Кратко объяснив ему разницу между разумным человеком и животным, между животным и скотиной, почему и когда человека скотиной называют, спросил его снова:
– Так кто же ты?
Он молчит.
– Ты, дорогой мой, скотина. И если на человека-скотину не действуют любовь и увещания, его бьют. Ты, Женя, знаешь, что и я, и все учители тебя любят, но ты на нашу любовь плюешь, продолжаешь над нами издеваться. Дам тебе сейчас последнее лекарство... – и двинул ладонью в его правую щеку так, что он пошатнулся.
– Стань ровно!
Он стал в струнку. Махнул я и в его левую щеку – он снова пошатнулся.
– Так знай, Евгений, тебе дано сейчас последнее лекарство на исправление. Если хочешь, расскажи твоим родителям. Я же советую тебе сохранить в секрете то, что сейчас произошло, и приходи завтра в гимназию без шалостей, без хулиганства и грубости. Будь примерным в учении и поведении.

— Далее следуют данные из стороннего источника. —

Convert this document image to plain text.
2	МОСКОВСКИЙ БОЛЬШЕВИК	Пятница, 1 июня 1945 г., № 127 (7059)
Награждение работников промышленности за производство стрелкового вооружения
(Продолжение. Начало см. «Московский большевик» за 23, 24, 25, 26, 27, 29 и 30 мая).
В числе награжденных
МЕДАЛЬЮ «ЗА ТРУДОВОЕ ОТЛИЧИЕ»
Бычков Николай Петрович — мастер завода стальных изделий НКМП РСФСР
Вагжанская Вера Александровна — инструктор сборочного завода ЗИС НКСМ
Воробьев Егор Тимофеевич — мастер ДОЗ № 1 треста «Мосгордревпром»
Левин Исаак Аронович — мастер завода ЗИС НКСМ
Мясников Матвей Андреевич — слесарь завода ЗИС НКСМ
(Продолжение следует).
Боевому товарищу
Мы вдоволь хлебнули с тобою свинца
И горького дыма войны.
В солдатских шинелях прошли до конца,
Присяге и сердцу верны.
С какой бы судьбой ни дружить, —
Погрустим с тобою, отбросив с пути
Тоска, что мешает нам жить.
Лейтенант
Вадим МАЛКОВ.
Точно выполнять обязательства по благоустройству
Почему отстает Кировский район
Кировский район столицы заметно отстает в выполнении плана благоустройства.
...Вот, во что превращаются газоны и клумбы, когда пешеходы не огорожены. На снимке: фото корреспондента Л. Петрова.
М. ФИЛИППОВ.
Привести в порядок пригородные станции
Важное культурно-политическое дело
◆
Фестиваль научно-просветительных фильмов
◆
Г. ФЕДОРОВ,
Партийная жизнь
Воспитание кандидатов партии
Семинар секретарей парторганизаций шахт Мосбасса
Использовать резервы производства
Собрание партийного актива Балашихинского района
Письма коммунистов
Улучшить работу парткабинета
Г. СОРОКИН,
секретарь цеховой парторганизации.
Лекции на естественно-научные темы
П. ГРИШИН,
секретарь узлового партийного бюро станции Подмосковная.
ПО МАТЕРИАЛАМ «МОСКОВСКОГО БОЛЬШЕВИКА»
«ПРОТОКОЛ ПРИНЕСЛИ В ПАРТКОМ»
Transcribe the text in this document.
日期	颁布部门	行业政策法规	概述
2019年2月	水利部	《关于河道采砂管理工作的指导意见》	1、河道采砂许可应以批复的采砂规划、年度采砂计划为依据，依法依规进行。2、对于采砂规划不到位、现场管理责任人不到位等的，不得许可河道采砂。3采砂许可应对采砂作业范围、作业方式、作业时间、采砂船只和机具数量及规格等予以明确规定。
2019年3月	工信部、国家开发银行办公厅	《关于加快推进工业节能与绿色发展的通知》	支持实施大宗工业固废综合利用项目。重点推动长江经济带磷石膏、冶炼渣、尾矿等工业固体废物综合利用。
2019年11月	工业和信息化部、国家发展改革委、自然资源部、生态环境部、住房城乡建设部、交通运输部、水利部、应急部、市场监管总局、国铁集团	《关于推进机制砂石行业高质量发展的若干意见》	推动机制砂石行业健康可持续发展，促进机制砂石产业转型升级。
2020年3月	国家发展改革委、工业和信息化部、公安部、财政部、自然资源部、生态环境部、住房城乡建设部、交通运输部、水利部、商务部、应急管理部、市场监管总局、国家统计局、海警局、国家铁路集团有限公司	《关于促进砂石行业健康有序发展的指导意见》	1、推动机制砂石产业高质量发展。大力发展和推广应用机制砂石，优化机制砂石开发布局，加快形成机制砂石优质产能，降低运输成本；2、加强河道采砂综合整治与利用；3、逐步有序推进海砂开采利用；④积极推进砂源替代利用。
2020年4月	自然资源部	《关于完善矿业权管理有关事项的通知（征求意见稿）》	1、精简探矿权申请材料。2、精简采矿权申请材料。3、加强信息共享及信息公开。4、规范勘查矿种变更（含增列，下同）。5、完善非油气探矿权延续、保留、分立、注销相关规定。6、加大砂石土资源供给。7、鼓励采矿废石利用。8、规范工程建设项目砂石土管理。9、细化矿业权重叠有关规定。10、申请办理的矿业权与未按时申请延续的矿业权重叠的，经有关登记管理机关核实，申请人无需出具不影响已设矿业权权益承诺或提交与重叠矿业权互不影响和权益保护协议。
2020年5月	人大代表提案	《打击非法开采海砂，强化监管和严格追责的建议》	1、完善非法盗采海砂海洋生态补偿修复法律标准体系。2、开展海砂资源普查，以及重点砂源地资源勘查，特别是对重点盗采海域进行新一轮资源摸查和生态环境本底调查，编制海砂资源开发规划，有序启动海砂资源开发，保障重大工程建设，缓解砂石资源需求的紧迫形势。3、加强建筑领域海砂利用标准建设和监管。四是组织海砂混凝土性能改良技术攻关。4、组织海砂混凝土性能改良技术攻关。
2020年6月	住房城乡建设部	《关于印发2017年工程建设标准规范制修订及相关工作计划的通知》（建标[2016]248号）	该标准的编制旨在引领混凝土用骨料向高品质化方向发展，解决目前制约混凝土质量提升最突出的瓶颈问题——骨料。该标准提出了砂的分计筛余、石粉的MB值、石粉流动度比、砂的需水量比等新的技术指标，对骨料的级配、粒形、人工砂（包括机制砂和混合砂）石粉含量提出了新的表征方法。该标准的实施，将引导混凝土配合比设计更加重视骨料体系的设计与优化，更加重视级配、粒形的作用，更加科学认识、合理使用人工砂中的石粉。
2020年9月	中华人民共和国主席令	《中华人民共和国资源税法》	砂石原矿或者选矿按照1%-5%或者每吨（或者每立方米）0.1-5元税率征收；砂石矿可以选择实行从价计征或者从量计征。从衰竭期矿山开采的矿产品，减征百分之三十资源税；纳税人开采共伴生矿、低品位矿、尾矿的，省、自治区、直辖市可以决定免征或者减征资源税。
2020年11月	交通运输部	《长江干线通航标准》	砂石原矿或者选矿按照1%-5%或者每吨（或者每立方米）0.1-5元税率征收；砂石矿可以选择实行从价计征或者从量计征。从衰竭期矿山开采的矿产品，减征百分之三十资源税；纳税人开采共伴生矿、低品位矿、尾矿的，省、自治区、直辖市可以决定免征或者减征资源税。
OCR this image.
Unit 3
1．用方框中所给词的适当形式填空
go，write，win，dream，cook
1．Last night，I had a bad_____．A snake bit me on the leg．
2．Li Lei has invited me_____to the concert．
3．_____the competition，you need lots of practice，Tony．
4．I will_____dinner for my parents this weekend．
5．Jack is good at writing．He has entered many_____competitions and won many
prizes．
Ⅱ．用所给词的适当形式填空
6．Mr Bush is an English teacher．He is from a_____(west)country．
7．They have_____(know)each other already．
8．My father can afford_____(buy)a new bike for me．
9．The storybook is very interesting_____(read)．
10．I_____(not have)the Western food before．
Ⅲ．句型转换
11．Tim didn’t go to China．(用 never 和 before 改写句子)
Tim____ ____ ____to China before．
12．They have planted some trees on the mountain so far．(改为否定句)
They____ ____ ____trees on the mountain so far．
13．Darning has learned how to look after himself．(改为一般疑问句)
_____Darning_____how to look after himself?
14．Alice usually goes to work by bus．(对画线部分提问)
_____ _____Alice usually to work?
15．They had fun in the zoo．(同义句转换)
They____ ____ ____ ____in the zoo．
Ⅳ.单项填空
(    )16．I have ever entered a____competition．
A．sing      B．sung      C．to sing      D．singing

На следующий день Женя явился на уроки, не получил ни одного замечания от учителей, извинился перед учительницей польского языка, вызывая в дальнейшем к себе ласку и уважение. Долгое время и Директор и учителя пытались выпытать средство пастырского воздействия на неисправимого мальчишку, но ни я, ни Женя не удовлетворили их любопытство.
Решаясь на подобную меру воздействия на мальчишку-хулигана, я рисковал своей судьбой: поведай он об этом кому-либо, дойди до начальника школьного округа и губернского (воеводского) управления, меня бы лишили права учительства на всю жизнь, а по требованию губернатора – посадили бы на скамью подсудимых. Надо было спасти мальчика, по любви к нему и пошел я на этот риск.
Получая большое моральное удовлетворение от работы в гимназии, я в то же время скорбел. Скорбь была вызвана тем обстоятельством, что от учительства получаемое мною жалованье не давало возможности создать в Бресте свой семейный уют: снять квартиру и свить свое независимое гнездо. Санечка жила в Вельске у своих родителей, а я пользовался гостеприимством моего отца и воспитавшей нас сестры Оли.